Autre priorité, le renforcement de la législation contre les armes à feu. Le sujet fait déjà l’objet de travaux au sein de la Commission européenne. Ils visent à réformer la directive 91/477 sur le contrôle et l’acquisition de ces armes en Europe (PDF). Parmi les enjeux, la vente d’armes à feu sur Internet devrait être mieux réglementée, quant à la diffusion « des plans d’armes pour imprimantes 3D », elle serait purement et simplement interdite.

Fait notable, le vendredi 13 novembre, soit le jour des attentats, le ministère de l’Intérieur avait fait connaître un plan national « contre les armes illégalement détenues » (PDF) qui reprenait déjà plusieurs de ces points.

Enfin, l’accent est aussi mis sur d’autres fichiers pour améliorer le contrôle aux frontières extérieures. « Les bases de données pertinentes dans le cadre de la lutte contre le terrorisme doivent être systématiquement consultées », tout comme celle du SIS (Système d'information Schengen) et du SLTD (database of Stolen and Lost Travel Documents, fichier des documents de voyages volés ou perdus), estime la France.

Elle réclame enfin toute une série d’actions pour renforcer la lutte contre le financement du terrorisme.
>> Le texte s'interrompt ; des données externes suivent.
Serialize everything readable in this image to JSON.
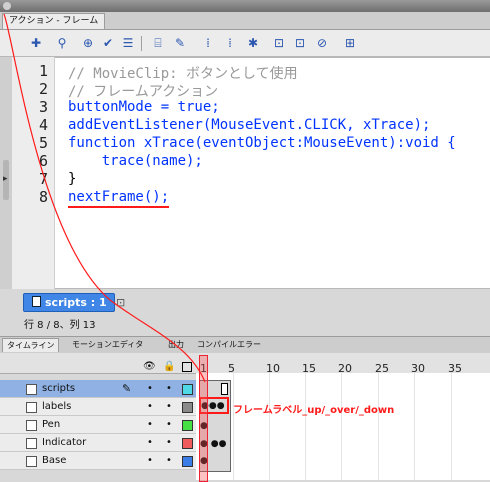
{
  "panel": {
    "title": "アクション - フレーム"
  },
  "toolbar": {
    "icons": [
      "add-icon",
      "find-icon",
      "target-icon",
      "check-icon",
      "autoformat-icon",
      "code-hint-icon",
      "debug-icon",
      "collapse-icon",
      "collapse-selection-icon",
      "expand-icon",
      "comment-block-icon",
      "comment-line-icon",
      "uncomment-icon",
      "show-toolbox-icon"
    ]
  },
  "editor": {
    "line_numbers": [
      "1",
      "2",
      "3",
      "4",
      "5",
      "6",
      "7",
      "8"
    ],
    "lines": [
      "// MovieClip: ボタンとして使用",
      "// フレームアクション",
      "buttonMode = true;",
      "addEventListener(MouseEvent.CLICK, xTrace);",
      "function xTrace(eventObject:MouseEvent):void {",
      "    trace(name);",
      "}",
      "nextFrame();"
    ]
  },
  "script_tab": {
    "label": "scripts : 1"
  },
  "status": {
    "text": "行 8 / 8、列 13"
  },
  "timeline_tabs": [
    "タイムライン",
    "モーションエディタ",
    "出力",
    "コンパイルエラー"
  ],
  "timeline": {
    "ticks": [
      "1",
      "5",
      "10",
      "15",
      "20",
      "25",
      "30",
      "35"
    ],
    "layers": [
      {
        "name": "scripts",
        "color": "#4fd9e6",
        "selected": true
      },
      {
        "name": "labels",
        "color": "#8a8a8a",
        "selected": false
      },
      {
        "name": "Pen",
        "color": "#44e044",
        "selected": false
      },
      {
        "name": "Indicator",
        "color": "#f05a5a",
        "selected": false
      },
      {
        "name": "Base",
        "color": "#3a7de6",
        "selected": false
      }
    ],
    "annotation": "フレームラベル_up/_over/_down"
  },
  "colors": {
    "annotation": "#ff1a1a",
    "keyword": "#0033ff",
    "comment": "#999999"
  }
}
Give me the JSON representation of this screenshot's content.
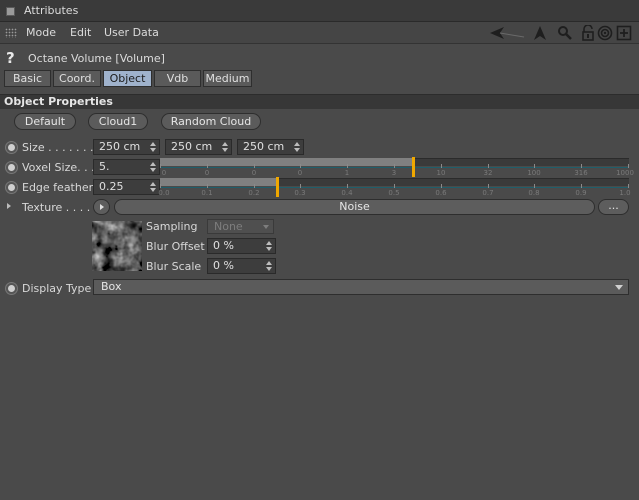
{
  "window": {
    "title": "Attributes"
  },
  "menu": {
    "items": [
      "Mode",
      "Edit",
      "User Data"
    ]
  },
  "toolbar": {
    "icons": [
      "back-arrow-icon",
      "up-arrow-icon",
      "search-icon",
      "lock-icon",
      "target-icon",
      "new-panel-icon"
    ]
  },
  "header": {
    "object_name": "Octane Volume [Volume]"
  },
  "tabs": [
    {
      "label": "Basic",
      "active": false
    },
    {
      "label": "Coord.",
      "active": false
    },
    {
      "label": "Object",
      "active": true
    },
    {
      "label": "Vdb",
      "active": false
    },
    {
      "label": "Medium",
      "active": false
    }
  ],
  "section": {
    "title": "Object Properties"
  },
  "presets": {
    "default": "Default",
    "cloud1": "Cloud1",
    "random_cloud": "Random Cloud"
  },
  "params": {
    "size": {
      "label": "Size . . . . . . . .",
      "x": "250 cm",
      "y": "250 cm",
      "z": "250 cm"
    },
    "voxel_size": {
      "label": "Voxel Size. . . .",
      "value": "5.",
      "slider_fraction": 0.54,
      "scale": [
        "0",
        "0",
        "0",
        "0",
        "1",
        "3",
        "10",
        "32",
        "100",
        "316",
        "1000"
      ]
    },
    "edge_feather": {
      "label": "Edge feather",
      "value": "0.25",
      "slider_fraction": 0.25,
      "scale": [
        "0.0",
        "0.1",
        "0.2",
        "0.3",
        "0.4",
        "0.5",
        "0.6",
        "0.7",
        "0.8",
        "0.9",
        "1.0"
      ]
    },
    "texture": {
      "label": "Texture . . . . . .",
      "name": "Noise",
      "more": "..."
    },
    "sampling": {
      "label": "Sampling",
      "value": "None"
    },
    "blur_offset": {
      "label": "Blur Offset",
      "value": "0 %"
    },
    "blur_scale": {
      "label": "Blur Scale",
      "value": "0 %"
    },
    "display_type": {
      "label": "Display Type",
      "value": "Box"
    }
  }
}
Au-delà d'un gel des avoirs plus efficace, cela passerait dans le domaine des nouvelles technologies par « une réglementation plus stricte en matière de monnaie électronique et de monnaie virtuelle. »

Une prologation de l'état d'urgence déjà envisagée par Bernard Cazeneuve

Plus près de nous, Bernard Cazeneuve n’a pas exclu que l’état d’urgence soit prorogé une nouvelle fois : « si dans trois mois les informations dont nous disposons sont telles qu'aujourd'hui, nous réunirons le Parlement comme nous l'avons fait pour prolonger l'état d'urgence » a-t-il expliqué lors de l'émission Des paroles et des actes sur France 2.